Am Fam Physician. 1999;60(5):1337-1340
Home care has enjoyed a resurgence over the past 10 years. The growth in home care has been fueled by several factors: the growth of managed care and Medicare's Prospective Payment System, which have reduced the length of hospital stays; liberalization of Medicare coverage policies for community-based care; increasing patient preferences to avoid nursing home placement; and demographic shifts resulting in a burgeoning population of patients with chronic illnesses and disabilities. Although home care remains a relatively small part of total health care expenditures, it has been the fastest growing sector of health care throughout the 1990s.
Change brings with it both good and bad. Let us look at the down side first.
The failure of the Health Care Finance Administration (HCFA) to anticipate these expenditures contributed substantially to the recent cost overruns for Medicare. Much of the blame can be attributed to a critical gap in the range of services provided in this setting. Despite being legally accountable for ordering and monitoring the services and equipment used in the home, the vast majority of physicians have little experience or interest in home care and have little knowledge of the regulations governing eligibility, indications for continued services or the effectiveness of the medical care plan. The consequence has been a government perception of insufficient supervision and unbridled excess, if not flagrant fraud and abuse.
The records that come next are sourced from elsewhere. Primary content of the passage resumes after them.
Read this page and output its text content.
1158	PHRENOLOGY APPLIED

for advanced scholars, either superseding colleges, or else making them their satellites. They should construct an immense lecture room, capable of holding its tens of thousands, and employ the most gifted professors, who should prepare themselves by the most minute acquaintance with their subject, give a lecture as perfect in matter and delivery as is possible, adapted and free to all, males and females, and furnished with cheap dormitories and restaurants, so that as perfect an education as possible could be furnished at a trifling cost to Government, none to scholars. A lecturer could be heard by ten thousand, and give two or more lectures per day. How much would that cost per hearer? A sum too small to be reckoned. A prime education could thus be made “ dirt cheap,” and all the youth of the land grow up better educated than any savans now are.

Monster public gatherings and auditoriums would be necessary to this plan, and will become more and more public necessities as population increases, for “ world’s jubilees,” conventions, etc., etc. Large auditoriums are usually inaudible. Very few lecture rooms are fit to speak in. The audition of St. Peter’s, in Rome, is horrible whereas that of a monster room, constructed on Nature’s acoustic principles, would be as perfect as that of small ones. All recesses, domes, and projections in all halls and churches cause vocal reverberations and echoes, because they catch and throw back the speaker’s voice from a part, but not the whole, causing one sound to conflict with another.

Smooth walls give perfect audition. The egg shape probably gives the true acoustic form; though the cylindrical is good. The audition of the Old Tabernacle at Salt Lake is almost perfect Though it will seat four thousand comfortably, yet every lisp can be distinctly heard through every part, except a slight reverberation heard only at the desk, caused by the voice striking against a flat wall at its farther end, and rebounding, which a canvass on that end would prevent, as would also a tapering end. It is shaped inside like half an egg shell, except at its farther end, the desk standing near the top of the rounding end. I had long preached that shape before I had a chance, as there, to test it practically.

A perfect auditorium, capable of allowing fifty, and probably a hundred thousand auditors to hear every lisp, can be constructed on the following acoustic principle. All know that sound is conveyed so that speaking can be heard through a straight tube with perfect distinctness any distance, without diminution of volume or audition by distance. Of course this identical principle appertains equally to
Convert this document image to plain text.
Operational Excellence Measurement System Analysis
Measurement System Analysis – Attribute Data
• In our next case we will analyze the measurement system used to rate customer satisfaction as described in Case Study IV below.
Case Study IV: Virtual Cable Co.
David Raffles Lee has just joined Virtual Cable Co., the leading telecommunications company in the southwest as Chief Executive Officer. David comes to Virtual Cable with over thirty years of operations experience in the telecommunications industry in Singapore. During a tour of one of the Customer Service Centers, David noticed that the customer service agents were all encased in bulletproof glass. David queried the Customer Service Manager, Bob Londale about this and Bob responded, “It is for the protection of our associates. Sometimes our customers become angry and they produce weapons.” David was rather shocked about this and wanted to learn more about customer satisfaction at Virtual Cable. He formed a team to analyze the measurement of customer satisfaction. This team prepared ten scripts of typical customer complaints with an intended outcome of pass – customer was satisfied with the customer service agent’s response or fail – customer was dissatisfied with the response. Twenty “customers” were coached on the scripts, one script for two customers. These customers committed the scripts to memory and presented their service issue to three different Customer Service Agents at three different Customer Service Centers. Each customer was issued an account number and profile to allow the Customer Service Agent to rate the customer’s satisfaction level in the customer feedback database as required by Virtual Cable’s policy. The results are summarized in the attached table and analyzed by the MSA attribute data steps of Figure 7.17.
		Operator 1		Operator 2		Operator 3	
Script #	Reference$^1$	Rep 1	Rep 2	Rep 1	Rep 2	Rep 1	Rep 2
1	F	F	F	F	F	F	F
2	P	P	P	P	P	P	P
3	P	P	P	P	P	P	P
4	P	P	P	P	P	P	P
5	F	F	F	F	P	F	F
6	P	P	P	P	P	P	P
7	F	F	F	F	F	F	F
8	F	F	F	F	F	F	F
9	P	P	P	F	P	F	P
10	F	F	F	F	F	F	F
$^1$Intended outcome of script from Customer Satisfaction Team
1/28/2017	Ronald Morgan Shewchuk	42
The federal response to these developments has been jolting. The Balanced Budget Amendment of 1997 authorized HCFA to extend prospective payment to home care agencies and curtailed reimbursement for a wide range of equipment, supplies and therapeutic interventions. According to the National Association for Home Care, approximately 2,000 home care agencies have either disappeared through mergers or closed their doors since July 1998 when prospective payment was implemented. Similar to hospitals' length-of-stay, the average number of visits per episode of care has plummeted among home care providers. In addition, the Office of the Inspector General recently released a fraud alert for physicians that stipulates the conditions under which services in the home can be initiated, delineates responsibilities for documentation and assigns substantial fines for noncompliance with federal regulations.
These are the early “growing pains” of a blossoming health care delivery system—not unlike that of the nursing home industry nearly 30 years ago, but the potential for expansion is far greater. According to the 1992 National Home and Hospice Care Survey conducted by the National Center for Health Statistics, for every one resident in a nursing facility, up to three to four patients of equal debility reside in the community with the assistance of family, friends and the intermittent services of home health care agencies.
Advances in technology and smaller equipment allows diagnostic capabilities equivalent to those available in the office and therapeutic interventions similar to those available on a hospital ward. Life-support technologies, such as ventilators, intravenous infusion devices, dialysis and enteral feedings pumps are no longer rarely encountered on a house call.
Disease management programs have extended the use of acute care protocols into the home, including the use of investigational drugs. Reimbursement for house calls by physicians has increased, and these billing codes are now applicable to home visits by nurse practitioners and physician assistants. Telemedicine is an emerging technology that facilitates frequent monitoring of patients with especially unstable conditions. Therefore, it is conceivable that within the near future, primary care physicians will spend as much as one half of their time overseeing the care of chronically ill and severely disabled patients in their homes—as is the current practice of medicine throughout the rest of the Western world.
In light of these changes, the specialty of family medicine can no longer ignore the education of physicians in the important differences and challenges of providing care in the patient's home. To assume that clinic-based experience is adequate training for home care is as fallacious as was the conceit that hospital care prepares one for the ambulatory setting. More recently, several focused efforts are emerging, slowly and tenuously.
The Hartford Foundation has funded the development of undergraduate curricula on home care in 10 medical schools, but the good news is that 70 of the nation's 123 medical schools submitted applications. Although most of the primary care specialties have defined curricular guidelines for residency training, no practical means exists for recouping the clinical charges for the services provided. Unfortunately, there has been little support for continuing medical education for practicing physicians.
In this issue of American Family Physician, Unwin and Jerant1 offer a framework for approaching the comprehensive assessment of patients and their supportive environment. The article is a welcome addition to the article by Montauk in a previous issue.2 I am heartened to see greater attention paid to this aspect of medicine. Perhaps, in time, we can all look forward to the return of house calls to the mainstream of medicine. After all, it is what I would want for myself and my family.